Les programmes d'études supérieures en psychologie du conseil et en formation continue en médecine des toxicomanies fournissent aux cliniciens des outils tels que les entretiens de motivation et la TCC pour traiter l'abus de substances.
Des mises à jour récentes des politiques, notamment la loi sur l'accès aux médicaments et l'expansion de la formation (MAT) aux États-Unis, ont élargi l'éligibilité des prescripteurs à des médicaments comme la buprénorphine, rendant ainsi le traitement plus accessible. Au Royaume-Uni, des initiatives similaires soutiennent une formation plus large aux soins en matière de toxicomanie dans les services du NHS.
Trouver de l'aide et de l'espoir
Si vous soupçonnez une dépendance aux médicaments chez vous-même ou chez quelqu'un qui vous est cher, demandez de l'aide dès que possible. Parlez à votre médecin généraliste, conseiller ou spécialiste en toxicomanie.
Au Royaume-Uni, contactez la ligne d'assistance du NHS (composez le 111) ou visitez https://www.nhs.uk/live-well/addiction-support/.

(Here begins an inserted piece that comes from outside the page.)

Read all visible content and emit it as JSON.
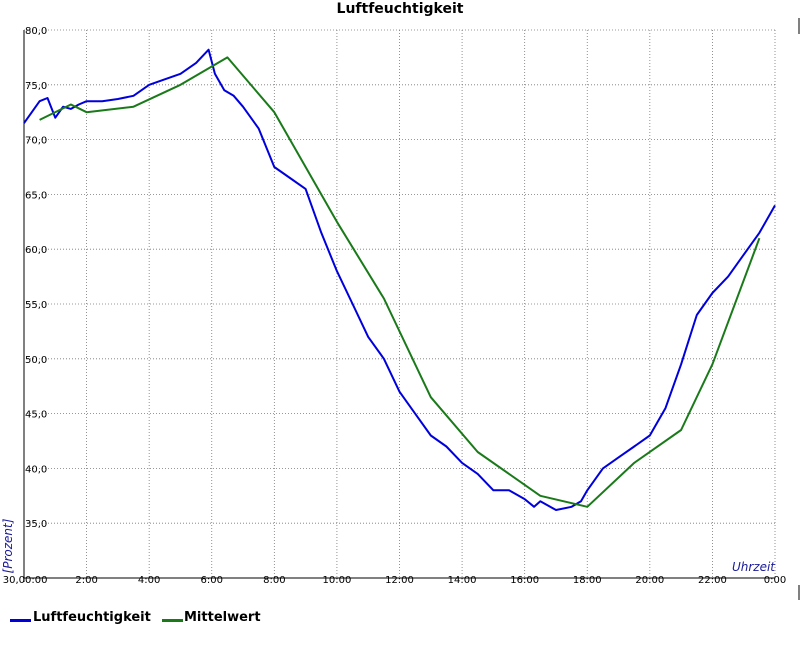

Aux États-Unis, contactez la ligne d'assistance nationale de SAMHSA au 1-800-662-HELP (4357) ou visitez https://findtreatment.gov/.
N’oubliez pas que demander de l’aide est un signe de force et non d’échec. Le rétablissement est un processus et, avec des conseils professionnels, le soutien des pairs et la persévérance, une guérison durable est possible.